In an email to CNN, Stanton wrote, “I ask people all the time about the most influential person in their life, and he was the first person who ever told me his principal.” He continued, “Then when I met Ms. Lopez, I could not have been more impressed. She is a force of nature. When she let me sit in on a staff meeting, I got a front-row seat to the challenges that her school faces, and I wanted to be involved in the solution,” he adds.

Later in the week, Stanton talked with Ms. Lopez and featured her picture in “Humans of New York.”

“This is a neighborhood that doesn’t necessarily expect much from our children, so at Mott Hall Bridges Academy we set our expectations very high. We don’t call the children ‘students,’ we call them ‘scholars.’ Our color is purple. Our scholars wear purple and so do our staff, because purple is the color of royalty,” Lopez told Stanton.

She continued, “I want my scholars to know that even if they live in a housing project, they are part of a royal lineage going back to great African kings and queens. They belong to a group of individuals who invented astronomy and math. And they belong to a group of individuals who have endured so much history and still overcome. When you tell people you’re from Brownsville, their face cringes up. But there are children here that need to know that they are expected to succeed.”

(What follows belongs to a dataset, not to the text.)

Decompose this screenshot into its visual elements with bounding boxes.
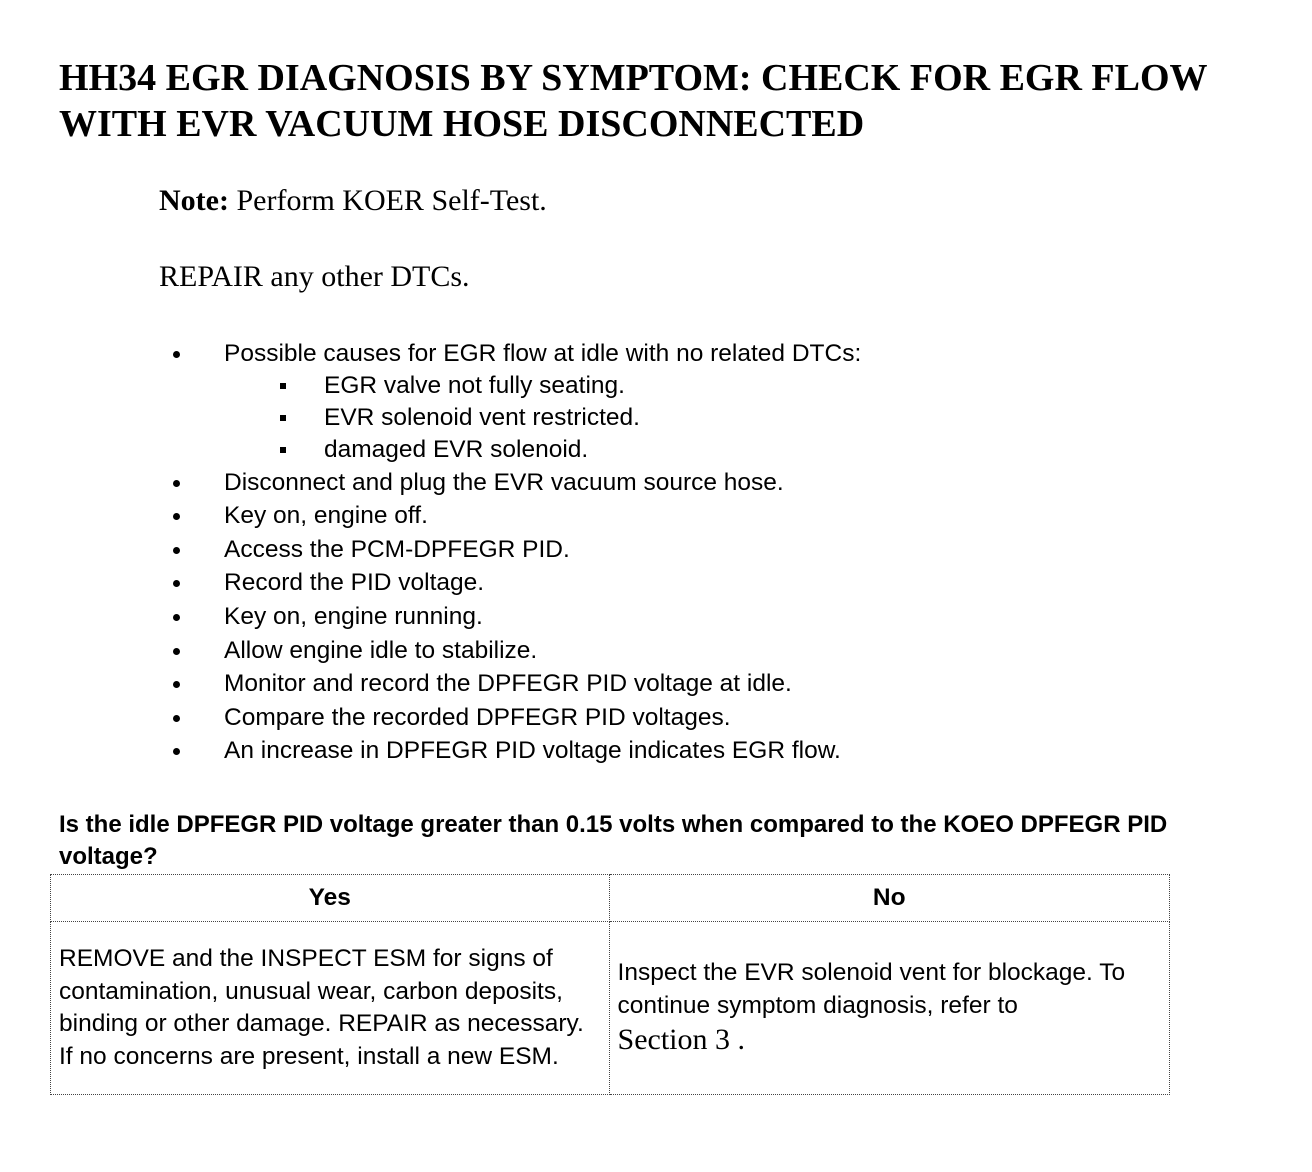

The fact that the post by “Humans of New York” has been shared over 138,000 times and liked more than one million times, shows how something positive on social media can affect millions of people and sometimes drive them to help and contribute to their communities and their neighborhoods.

Drawing praise city-wide, Ms. Carmen Fariña, the current New York City Schools Chancellor, said, “Mott Hall Bridges Academy is proving that any school — no matter its ZIP code — can deliver a great education for its students.”


 Correction January 31, 2015
The name of The New York Times writer is Winnie Hu, not Hu Winnie.